Robertson checked police records and discovered that she was a chronic runaway: 11 times from home; 43 days from school last semester. He learned something else: This child already had a pending criminal charge--burglary.

"This must be my lucky night," she said. "Ain't this a bitch?"

"Let's get to the part where you decided to be a whore," Robertson said. "Whose idea was it?"

"It was my idea."

"I hope you enjoy jail--Whose idea?"

" . . . Shawn's. He wanted to be my pimp. He liked me very much . . . . "

"When did you turn your first trick?"

"Saturday . . . . "

"Who took you out and told you how?"

"I had a girlfriend . . . . She showed me a couple of places. She pointed out the cops . . . . I be smart about it. Every time I see them I go the other direction."

"You didn't move fast enough tonight."

She later said, "I'm not out there every night. That don't make you a prostitute. I only do this when I want to."

"What will Mamma think when she hears you're a whore?" Robertson said. He asked about her designer jeans.

"I bought them with my godmother's money."

Robertson rolled his eyes. "What would she think if she knew these jeans were on a prostitute?"

Robertson asked why she was a prostitute, and she said it was the money. "There's things that I want, and see. When I see things I like I can't get it 'cause I ask my mother--I can't even ask her to give me $3."

At about 3 a.m., Robertson decided that his rehabilitation project was going nowhere. He had hoped for more with her because she was so young and presumably still impressionable. He realized he was trying to counter an attitude in hours that had taken 13 years to develop.

At one point, Robertson tried to reach her family. He spoke with her sister who explained that their mother felt the girl was out of control.

"Mamma says she cannot handle you no more," Robertson said. "A judge is going to have to handle you. You'll be working on my streets no more."

As she was led away, she asked: "Are prisoners allowed soda?"

"Your little girl's on 14th Street again," another officer told Robertson the following night. He made a few calls and learned the city prosecutor had dismissed his "child in need of supervision" case against her. She had been released that morning.

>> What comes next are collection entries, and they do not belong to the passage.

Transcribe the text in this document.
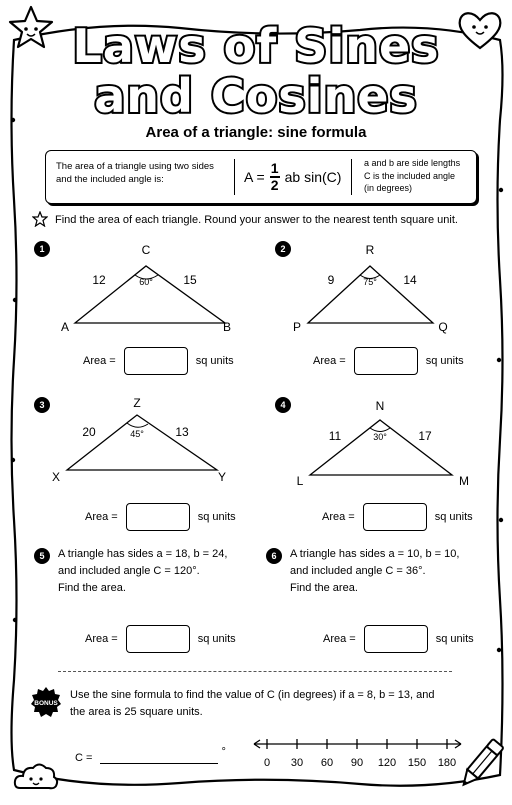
Laws of Sines
and Cosines
Area of a triangle: sine formula
The area of a triangle using two sides and the included angle is:	$A = \frac{1}{2}$ ab sin(C)
a and b are side lengths
C is the included angle
(in degrees)
Find the area of each triangle. Round your answer to the nearest tenth square unit.
1	C
A	B
12	15
60°
Area =	sq units
2	R
P	Q
9	14
75°
Area =	sq units
3	Z
X	Y
20	13
45°
Area =	sq units
4	N
L	M
11	17
30°
Area =	sq units
5	A triangle has sides a = 18, b = 24,
and included angle C = 120°.
Find the area.
Area =	sq units
6	A triangle has sides a = 10, b = 10,
and included angle C = 36°.
Find the area.
Area =	sq units
BONUS
Use the sine formula to find the value of C (in degrees) if a = 8, b = 13, and
the area is 25 square units.
C =	°
0 30 60 90 120 150 180
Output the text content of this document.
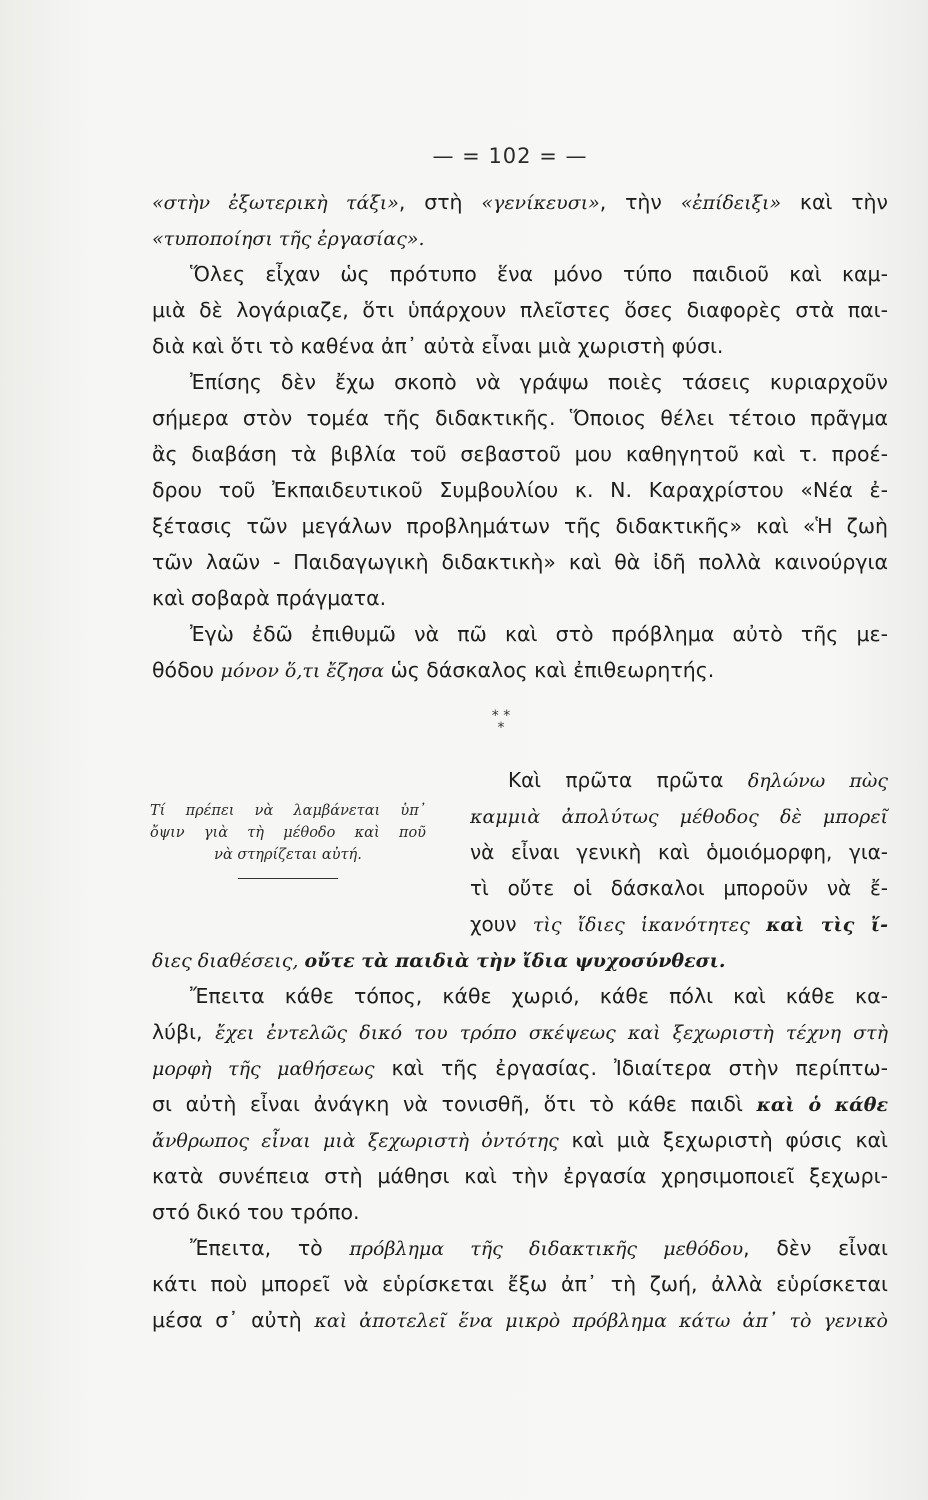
— = 102 = —
«στὴν ἐξωτερικὴ τάξι», στὴ «γενίκευσι», τὴν «ἐπίδειξι» καὶ τὴν
«τυποποίησι τῆς ἐργασίας».
Ὅλες εἶχαν ὡς πρότυπο ἕνα μόνο τύπο παιδιοῦ καὶ καμ-
μιὰ δὲ λογάριαζε, ὅτι ὑπάρχουν πλεῖστες ὅσες διαφορὲς στὰ παι-
διὰ καὶ ὅτι τὸ καθένα ἀπ᾽ αὐτὰ εἶναι μιὰ χωριστὴ φύσι.
Ἐπίσης δὲν ἔχω σκοπὸ νὰ γράψω ποιὲς τάσεις κυριαρχοῦν
σήμερα στὸν τομέα τῆς διδακτικῆς. Ὅποιος θέλει τέτοιο πρᾶγμα
ἂς διαβάση τὰ βιβλία τοῦ σεβαστοῦ μου καθηγητοῦ καὶ τ. προέ-
δρου τοῦ Ἐκπαιδευτικοῦ Συμβουλίου κ. Ν. Καραχρίστου «Νέα ἐ-
ξέτασις τῶν μεγάλων προβλημάτων τῆς διδακτικῆς» καὶ «Ἡ ζωὴ
τῶν λαῶν - Παιδαγωγικὴ διδακτικὴ» καὶ θὰ ἰδῆ πολλὰ καινούργια
καὶ σοβαρὰ πράγματα.
Ἐγὼ ἐδῶ ἐπιθυμῶ νὰ πῶ καὶ στὸ πρόβλημα αὐτὸ τῆς με-
θόδου μόνον ὅ,τι ἔζησα ὡς δάσκαλος καὶ ἐπιθεωρητής.
* *
*
Τί πρέπει νὰ λαμβάνεται ὑπ᾽
ὄψιν γιὰ τὴ μέθοδο καὶ ποῦ
νὰ στηρίζεται αὐτή.
Καὶ πρῶτα πρῶτα δηλώνω πὼς
καμμιὰ ἀπολύτως μέθοδος δὲ μπορεῖ
νὰ εἶναι γενικὴ καὶ ὁμοιόμορφη, για-
τὶ οὔτε οἱ δάσκαλοι μποροῦν νὰ ἔ-
χουν τὶς ἴδιες ἱκανότητες καὶ τὶς ἴ-
διες διαθέσεις, οὔτε τὰ παιδιὰ τὴν ἴδια ψυχοσύνθεσι.
Ἔπειτα κάθε τόπος, κάθε χωριό, κάθε πόλι καὶ κάθε κα-
λύβι, ἔχει ἐντελῶς δικό του τρόπο σκέψεως καὶ ξεχωριστὴ τέχνη στὴ
μορφὴ τῆς μαθήσεως καὶ τῆς ἐργασίας. Ἰδιαίτερα στὴν περίπτω-
σι αὐτὴ εἶναι ἀνάγκη νὰ τονισθῆ, ὅτι τὸ κάθε παιδὶ καὶ ὁ κάθε
ἄνθρωπος εἶναι μιὰ ξεχωριστὴ ὀντότης καὶ μιὰ ξεχωριστὴ φύσις καὶ
κατὰ συνέπεια στὴ μάθησι καὶ τὴν ἐργασία χρησιμοποιεῖ ξεχωρι-
στό δικό του τρόπο.
Ἔπειτα, τὸ πρόβλημα τῆς διδακτικῆς μεθόδου, δὲν εἶναι
κάτι ποὺ μπορεῖ νὰ εὑρίσκεται ἔξω ἀπ᾽ τὴ ζωή, ἀλλὰ εὑρίσκεται
μέσα σ᾽ αὐτὴ καὶ ἀποτελεῖ ἕνα μικρὸ πρόβλημα κάτω ἀπ᾽ τὸ γενικὸ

Robertson went to 14th Street and again picked her up. The next morning, her case again was dropped, but a judge agreed to hold her pending her burglary trial in juvenile court. On Feb. 9, she pleaded guilty and until sentencing was sent to Cedar Knoll, the city's facility for delinquent children.

In May, she escaped from Cedar Knoll, and was recaptured a month later.

Last week, on the day of her sentencing, the prosecutor told the judge she had again escaped--and is still missing.

If she goes back to 14th Street, Robertson says he will be waiting: "Unless I get an order from someone higher up, telling me that I can't pick up these children, I will continue."